Hyde: a revelation
It doesn't matter that the 400-metre hurdles appeared to fit Jaheel Hyde like a suit from a bespoke tailor even before he tried it. As we all know, expectation and reality can sometimes be quite different. Happily, Hyde made the event his own in 2014.
As expected, his speed and hurdling abilities proved a formidable combination. With his Wolmers' Boys' School coach, Chris Harley, shrewdly plotting a course through a debut season in the long hurdles, Hyde bulldozed Omar McLeod's national junior and Boys' Championship record. That 49.49-second run presaged wins at the Carifta Games and the Penn Relays. Not content, he peaked again at the World Junior Championships to the tune of 49.29 seconds.
A year ago, at this time in this space, it was suggested that the 400m hurdles might be right for Hyde. Despite that, it was still a revelation.
That was July and late in August, he closed his career as an Under-18 athlete with a world best for the 110-metre hurdles at the Youth Olympics.
His eye-popping 2014 season begs two questions. The first is what will he do in the New Year. Some pundits already see him in Beijing for the World Championships. Perhaps, after his 2013 and 2014 exploits in football and athletics, he needs some rest. He won the World Youth 110 hurdles in July last year and has been training and competing in one sport or the other ever since.
A 2015 season that ends after the Penn Relays in April might just recharge his batteries.

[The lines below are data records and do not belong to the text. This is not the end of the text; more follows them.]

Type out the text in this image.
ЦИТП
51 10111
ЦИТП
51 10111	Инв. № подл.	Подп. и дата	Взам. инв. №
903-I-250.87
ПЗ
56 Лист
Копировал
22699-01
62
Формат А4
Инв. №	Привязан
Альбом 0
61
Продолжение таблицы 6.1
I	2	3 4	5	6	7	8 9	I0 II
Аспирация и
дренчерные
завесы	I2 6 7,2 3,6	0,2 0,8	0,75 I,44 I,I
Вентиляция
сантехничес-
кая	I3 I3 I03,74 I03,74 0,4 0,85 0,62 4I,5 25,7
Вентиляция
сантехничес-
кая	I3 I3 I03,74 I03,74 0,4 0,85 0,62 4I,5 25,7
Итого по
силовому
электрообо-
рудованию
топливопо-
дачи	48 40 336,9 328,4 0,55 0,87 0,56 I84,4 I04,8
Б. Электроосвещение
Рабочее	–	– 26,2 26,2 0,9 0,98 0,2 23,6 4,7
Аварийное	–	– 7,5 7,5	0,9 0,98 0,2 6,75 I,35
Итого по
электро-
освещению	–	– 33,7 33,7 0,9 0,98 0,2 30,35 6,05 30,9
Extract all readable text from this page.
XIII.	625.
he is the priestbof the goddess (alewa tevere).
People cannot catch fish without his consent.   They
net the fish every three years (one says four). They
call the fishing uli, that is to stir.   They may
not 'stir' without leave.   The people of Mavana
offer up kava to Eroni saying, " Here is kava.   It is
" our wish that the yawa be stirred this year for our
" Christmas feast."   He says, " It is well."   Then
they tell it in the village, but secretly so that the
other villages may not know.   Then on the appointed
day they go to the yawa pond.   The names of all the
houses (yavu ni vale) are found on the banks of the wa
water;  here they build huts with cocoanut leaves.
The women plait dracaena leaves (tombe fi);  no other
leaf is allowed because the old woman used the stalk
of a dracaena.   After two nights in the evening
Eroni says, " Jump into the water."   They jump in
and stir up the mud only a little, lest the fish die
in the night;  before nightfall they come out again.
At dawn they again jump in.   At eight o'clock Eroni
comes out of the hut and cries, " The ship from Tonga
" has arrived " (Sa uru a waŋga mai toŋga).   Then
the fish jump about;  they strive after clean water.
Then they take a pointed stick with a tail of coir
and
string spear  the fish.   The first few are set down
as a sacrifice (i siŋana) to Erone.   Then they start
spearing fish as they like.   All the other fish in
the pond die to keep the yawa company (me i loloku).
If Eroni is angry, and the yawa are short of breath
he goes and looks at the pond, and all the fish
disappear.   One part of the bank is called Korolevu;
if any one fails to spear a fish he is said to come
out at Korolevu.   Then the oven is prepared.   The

The other question is whether any other top prospect will come to the 400m hurdles. Calabar's World Youth 200-metre champion, Michael O'Hara, is a great candidate. He's taller than Hyde, has the Boys' Championships Class Two 110-metre hurdles record and has blazing speed at 400 metres.
When Calabar ran three minutes 7.00 seconds to set a Gibson Relays 4x400m record in February, reliable watches timed his third leg in under 46 seconds. At the Penn Relays, his urgent anchor was a confirmed 45.8
Whether O'Hara tries the event or not, Jamaica is on the way back in the 400m hurdles. Roxroy Cato and Annsert Whyte ran 48.48 and 48.58, respectively, this year. STETHS has 2013 World Youth Champion Marvin Williams and his talented namesake Okeen.
All of them, and former national junior record holders McLeod and Josef Robertson, 2012 World Junior finalist Javarn Gallimore and 2012 Olympic finalist Leford Green, could harbour thoughts of reaching the heights of Olympic silver medal winners Winthrop Graham and Danny McFarlane.
For now, Jaheel Hyde is the name on everyone's lips. After his blockbuster debut season in the 400-metre hurdles, it's no wonder.
Hubert Lawrence has scrutinised athletics since 1980.